Methods: All patients registered for their first renal allograft between January 1980 and December 1993 (n=40,636) in Eurotransplant were selected. The influence of patient characteristics, such as age, HLA phenotype frequency, % panel-reactive antibodies, period of registration, and ABO blood group, on the waiting list outflow was studied. The competing risk method was applied, and Poisson models were built to estimate the risk factor effects.
Results: The chance of transplantation within 10 years after registration was overestimated by Kaplan-Meier (84%); using the competing risk method it was only 74%. The predicted chance for death on the waiting list was overestimated by 33% (45% Kaplan-Meier vs. 12% competing risk). A time-varying covariate effect on the chances of waiting list outflow was observed. Favorable factors for quick transplantation, such as blood group AB or a common HLA phenotype, were no longer seen to be driving forces for transplantation once 5 to 6 years of waiting time had been accrued.
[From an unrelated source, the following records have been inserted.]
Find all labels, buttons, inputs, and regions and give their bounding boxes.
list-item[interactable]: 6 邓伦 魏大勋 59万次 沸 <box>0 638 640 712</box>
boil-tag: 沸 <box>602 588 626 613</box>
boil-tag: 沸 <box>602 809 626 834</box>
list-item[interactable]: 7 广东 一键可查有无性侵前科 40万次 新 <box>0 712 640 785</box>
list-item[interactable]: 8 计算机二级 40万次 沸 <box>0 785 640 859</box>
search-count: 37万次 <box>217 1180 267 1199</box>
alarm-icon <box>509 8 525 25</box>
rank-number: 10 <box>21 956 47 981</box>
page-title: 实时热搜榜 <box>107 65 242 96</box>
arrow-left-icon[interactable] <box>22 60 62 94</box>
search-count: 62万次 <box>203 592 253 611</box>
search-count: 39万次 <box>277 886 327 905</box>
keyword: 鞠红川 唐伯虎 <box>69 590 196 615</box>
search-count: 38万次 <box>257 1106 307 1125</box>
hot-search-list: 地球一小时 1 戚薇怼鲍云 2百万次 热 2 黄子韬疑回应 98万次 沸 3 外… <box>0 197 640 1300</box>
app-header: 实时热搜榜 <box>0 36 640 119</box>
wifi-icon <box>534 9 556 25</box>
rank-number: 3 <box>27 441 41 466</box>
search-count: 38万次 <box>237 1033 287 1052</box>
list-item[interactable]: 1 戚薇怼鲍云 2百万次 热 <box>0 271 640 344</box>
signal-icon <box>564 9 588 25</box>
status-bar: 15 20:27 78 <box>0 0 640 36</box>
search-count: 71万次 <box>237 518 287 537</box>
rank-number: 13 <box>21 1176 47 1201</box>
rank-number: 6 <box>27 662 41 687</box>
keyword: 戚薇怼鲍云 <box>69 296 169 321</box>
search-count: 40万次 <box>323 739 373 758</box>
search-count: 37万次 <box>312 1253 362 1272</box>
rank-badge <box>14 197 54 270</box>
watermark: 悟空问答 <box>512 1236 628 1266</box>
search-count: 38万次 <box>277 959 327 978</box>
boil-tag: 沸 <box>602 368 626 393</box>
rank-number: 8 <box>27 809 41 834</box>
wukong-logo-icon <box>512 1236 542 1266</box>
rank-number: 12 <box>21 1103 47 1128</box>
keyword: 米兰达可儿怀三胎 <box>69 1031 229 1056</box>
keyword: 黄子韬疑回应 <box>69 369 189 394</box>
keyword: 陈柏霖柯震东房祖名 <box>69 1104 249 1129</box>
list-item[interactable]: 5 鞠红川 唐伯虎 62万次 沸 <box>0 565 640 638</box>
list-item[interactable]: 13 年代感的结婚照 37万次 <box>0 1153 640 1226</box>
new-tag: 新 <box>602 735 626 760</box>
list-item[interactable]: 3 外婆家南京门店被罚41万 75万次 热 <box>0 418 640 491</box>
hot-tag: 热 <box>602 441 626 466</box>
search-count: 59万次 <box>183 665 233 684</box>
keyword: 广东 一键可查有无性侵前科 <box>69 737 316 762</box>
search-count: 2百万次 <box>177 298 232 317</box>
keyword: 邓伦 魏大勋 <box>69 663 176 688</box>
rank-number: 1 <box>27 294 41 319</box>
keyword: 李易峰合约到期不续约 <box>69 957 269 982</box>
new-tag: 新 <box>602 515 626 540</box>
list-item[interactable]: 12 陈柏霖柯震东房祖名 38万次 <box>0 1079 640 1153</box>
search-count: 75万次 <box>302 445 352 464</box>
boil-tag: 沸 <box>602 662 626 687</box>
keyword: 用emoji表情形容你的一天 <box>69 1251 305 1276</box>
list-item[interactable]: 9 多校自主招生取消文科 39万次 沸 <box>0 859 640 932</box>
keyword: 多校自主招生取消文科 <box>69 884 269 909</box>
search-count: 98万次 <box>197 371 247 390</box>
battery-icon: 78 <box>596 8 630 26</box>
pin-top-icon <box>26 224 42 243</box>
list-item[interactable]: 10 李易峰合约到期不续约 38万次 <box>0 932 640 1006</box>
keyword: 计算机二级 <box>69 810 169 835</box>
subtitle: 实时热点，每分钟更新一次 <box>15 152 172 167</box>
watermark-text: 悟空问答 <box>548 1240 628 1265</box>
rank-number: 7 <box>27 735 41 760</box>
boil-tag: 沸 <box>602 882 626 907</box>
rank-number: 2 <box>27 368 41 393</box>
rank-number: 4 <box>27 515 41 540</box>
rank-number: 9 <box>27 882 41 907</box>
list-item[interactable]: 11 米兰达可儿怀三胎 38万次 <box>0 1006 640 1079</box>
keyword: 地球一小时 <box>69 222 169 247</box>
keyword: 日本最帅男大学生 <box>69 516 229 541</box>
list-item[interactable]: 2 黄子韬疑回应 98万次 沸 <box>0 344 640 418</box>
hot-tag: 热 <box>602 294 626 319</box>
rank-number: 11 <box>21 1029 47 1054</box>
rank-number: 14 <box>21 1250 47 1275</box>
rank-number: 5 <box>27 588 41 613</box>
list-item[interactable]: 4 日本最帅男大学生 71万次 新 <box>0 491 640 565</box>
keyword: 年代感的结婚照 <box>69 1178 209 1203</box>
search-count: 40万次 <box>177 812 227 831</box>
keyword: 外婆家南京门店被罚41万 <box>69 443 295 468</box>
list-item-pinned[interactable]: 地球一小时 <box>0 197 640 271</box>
Conclusion: When multiple outcomes exist, Kaplan-Meier estimates should not be interpreted as survival rates, while competing risk estimates yield appropriate chances. A significantly decaying effect of the usual allocation parameters is observed with ongoing waiting time. This phenomenon is the statistical basis for redesigning allocation strategies. Organ exchange algorithms should have the potential to adapt to these time-varying effects.